I have the following example
import pandas as pd
names = ['a', 'b', 'c', 'd', 'e']
points = [10, 15, 15, 12, 20]
scores = pd.DataFrame({'name': names,
'points': points})
I want to create a new column called position
that specifies the relative position of a player. The player with the most points is #1.
I sort the df
using
scores = scores.sort_values(by='points', ascending=False)

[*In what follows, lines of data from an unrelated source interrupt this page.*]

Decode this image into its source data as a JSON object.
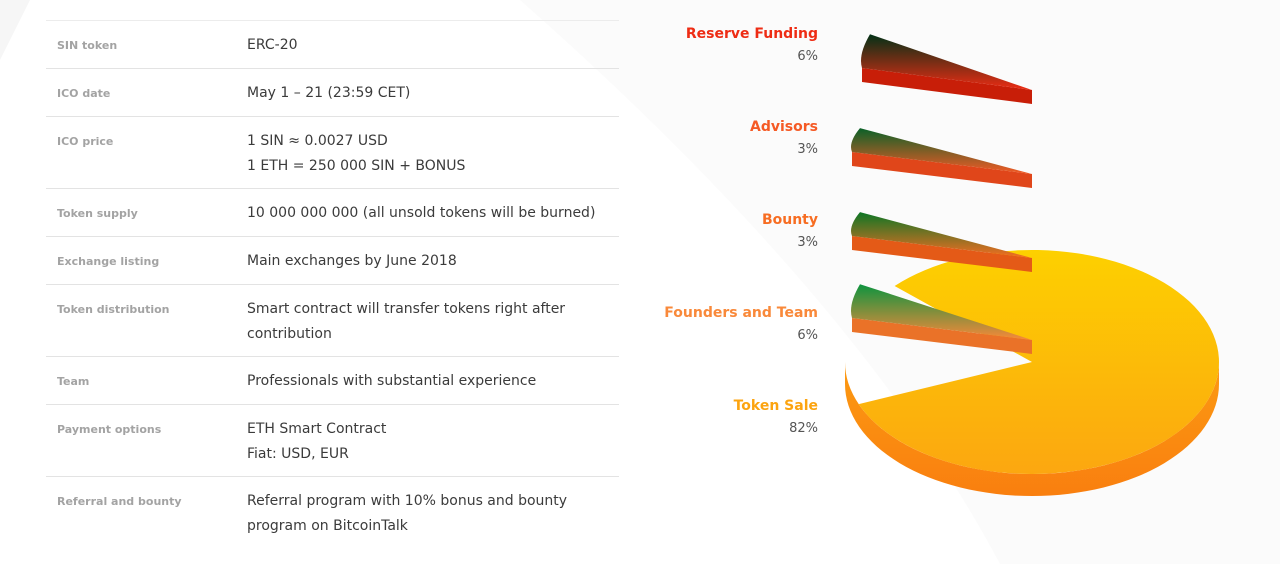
{
  "info_table": {
    "rows": [
      {
        "label": "SIN token",
        "value_lines": [
          "ERC-20"
        ]
      },
      {
        "label": "ICO date",
        "value_lines": [
          "May 1 – 21 (23:59 CET)"
        ]
      },
      {
        "label": "ICO price",
        "value_lines": [
          "1 SIN ≈ 0.0027 USD",
          "1 ETH = 250 000 SIN + BONUS"
        ]
      },
      {
        "label": "Token supply",
        "value_lines": [
          "10 000 000 000 (all unsold tokens will be burned)"
        ]
      },
      {
        "label": "Exchange listing",
        "value_lines": [
          "Main exchanges by June 2018"
        ]
      },
      {
        "label": "Token distribution",
        "value_lines": [
          "Smart contract will transfer tokens right after",
          "contribution"
        ]
      },
      {
        "label": "Team",
        "value_lines": [
          "Professionals with substantial experience"
        ]
      },
      {
        "label": "Payment options",
        "value_lines": [
          "ETH Smart Contract",
          "Fiat: USD, EUR"
        ]
      },
      {
        "label": "Referral and bounty",
        "value_lines": [
          "Referral program with 10% bonus and bounty",
          "program on BitcoinTalk"
        ]
      }
    ]
  },
  "chart_data": {
    "type": "pie",
    "title": "",
    "categories": [
      "Reserve Funding",
      "Advisors",
      "Bounty",
      "Founders and Team",
      "Token Sale"
    ],
    "values": [
      6,
      3,
      3,
      6,
      82
    ],
    "labels": [
      "6%",
      "3%",
      "3%",
      "6%",
      "82%"
    ],
    "colors": [
      "#ee2c14",
      "#f55a25",
      "#f76d22",
      "#f9893a",
      "#fdbd0f"
    ],
    "legend_position": "left"
  }
}
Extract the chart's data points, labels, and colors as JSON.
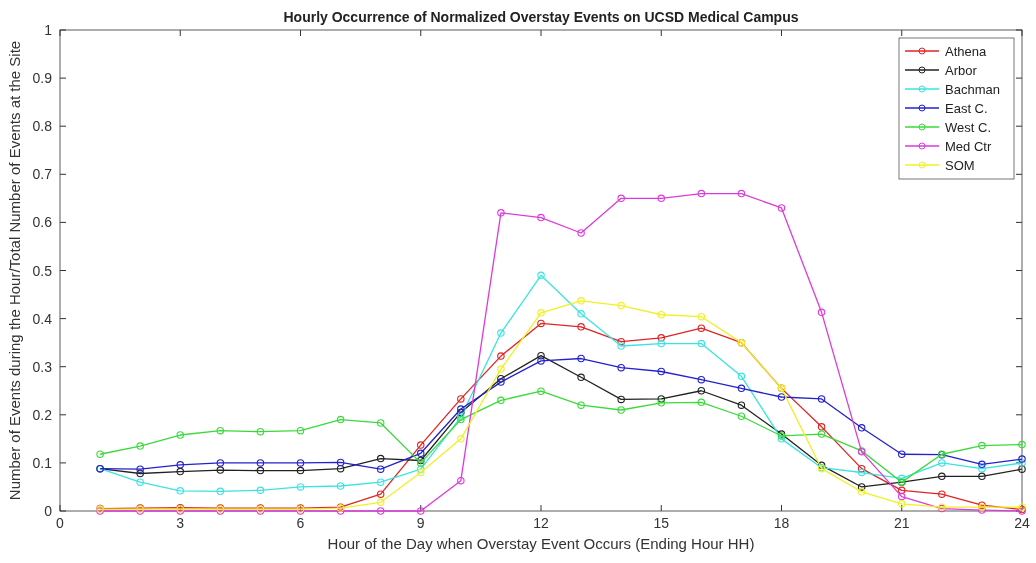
{
  "chart_data": {
    "type": "line",
    "title": "Hourly Occurrence of Normalized Overstay Events on UCSD Medical Campus",
    "xlabel": "Hour of the Day when Overstay Event Occurs (Ending Hour HH)",
    "ylabel": "Number of Events during the Hour/Total Number of Events at the Site",
    "x": [
      1,
      2,
      3,
      4,
      5,
      6,
      7,
      8,
      9,
      10,
      11,
      12,
      13,
      14,
      15,
      16,
      17,
      18,
      19,
      20,
      21,
      22,
      23,
      24
    ],
    "xlim": [
      0,
      24
    ],
    "xticks": [
      0,
      3,
      6,
      9,
      12,
      15,
      18,
      21,
      24
    ],
    "ylim": [
      0,
      1
    ],
    "yticks": [
      0,
      0.1,
      0.2,
      0.3,
      0.4,
      0.5,
      0.6,
      0.7,
      0.8,
      0.9,
      1
    ],
    "grid": false,
    "legend": "top right",
    "marker": "circle",
    "line_style": "solid",
    "series": [
      {
        "name": "Athena",
        "color": "#e02424",
        "values": [
          0.005,
          0.006,
          0.007,
          0.006,
          0.006,
          0.006,
          0.008,
          0.035,
          0.137,
          0.233,
          0.322,
          0.39,
          0.383,
          0.352,
          0.36,
          0.38,
          0.35,
          0.255,
          0.175,
          0.088,
          0.043,
          0.035,
          0.012,
          0.003
        ]
      },
      {
        "name": "Arbor",
        "color": "#222222",
        "values": [
          0.088,
          0.078,
          0.082,
          0.085,
          0.084,
          0.084,
          0.088,
          0.109,
          0.105,
          0.205,
          0.275,
          0.323,
          0.278,
          0.232,
          0.233,
          0.25,
          0.22,
          0.16,
          0.095,
          0.05,
          0.06,
          0.072,
          0.072,
          0.087
        ]
      },
      {
        "name": "Bachman",
        "color": "#3ae3e3",
        "values": [
          0.088,
          0.06,
          0.042,
          0.041,
          0.043,
          0.05,
          0.052,
          0.06,
          0.087,
          0.195,
          0.37,
          0.49,
          0.41,
          0.343,
          0.348,
          0.348,
          0.28,
          0.15,
          0.09,
          0.08,
          0.068,
          0.1,
          0.088,
          0.1
        ]
      },
      {
        "name": "East C.",
        "color": "#2222cc",
        "values": [
          0.088,
          0.087,
          0.096,
          0.1,
          0.1,
          0.1,
          0.101,
          0.087,
          0.12,
          0.212,
          0.268,
          0.312,
          0.317,
          0.298,
          0.29,
          0.273,
          0.255,
          0.237,
          0.233,
          0.173,
          0.118,
          0.117,
          0.097,
          0.108
        ]
      },
      {
        "name": "West C.",
        "color": "#3ada3a",
        "values": [
          0.118,
          0.135,
          0.158,
          0.167,
          0.165,
          0.167,
          0.19,
          0.183,
          0.1,
          0.19,
          0.23,
          0.249,
          0.22,
          0.21,
          0.225,
          0.226,
          0.197,
          0.156,
          0.16,
          0.125,
          0.06,
          0.118,
          0.136,
          0.138
        ]
      },
      {
        "name": "Med Ctr",
        "color": "#dd3add",
        "values": [
          0,
          0,
          0,
          0,
          0,
          0,
          0,
          0,
          0,
          0.063,
          0.62,
          0.61,
          0.578,
          0.65,
          0.65,
          0.66,
          0.66,
          0.63,
          0.413,
          0.123,
          0.03,
          0.005,
          0.002,
          0
        ]
      },
      {
        "name": "SOM",
        "color": "#f0f024",
        "values": [
          0.004,
          0.004,
          0.004,
          0.004,
          0.004,
          0.004,
          0.006,
          0.018,
          0.08,
          0.15,
          0.295,
          0.412,
          0.437,
          0.427,
          0.408,
          0.404,
          0.35,
          0.255,
          0.088,
          0.04,
          0.015,
          0.008,
          0.008,
          0.008
        ]
      }
    ]
  }
}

If there is a tie (same number of points) I want position
to be the T
and the corresponding position.
In my example the position of b
and c
is T2
.
Desired output:
name points position
e 20 1
b 15 T2
c 15 T2
d 12 3
a 10 4
Thank you
CodePudding user response:
I would use pandas.Series.rank
:
# is there a tie ?
m = scores["points"].duplicated(keep=False)
# calculate rankings
s = scores["points"].rank(method="dense", ascending=False)
scores["position"] = (
s.where(~m, s.astype(str).radd("T"))
.astype(str)
.replace(".0$", "", regex=True)
)
out = scores.sort_values(by="points", ascending=False)
# Output :
print(out)
name points position
4 e 20 1
1 b 15 T2
2 c 15 T2
3 d 12 3
0 a 10 4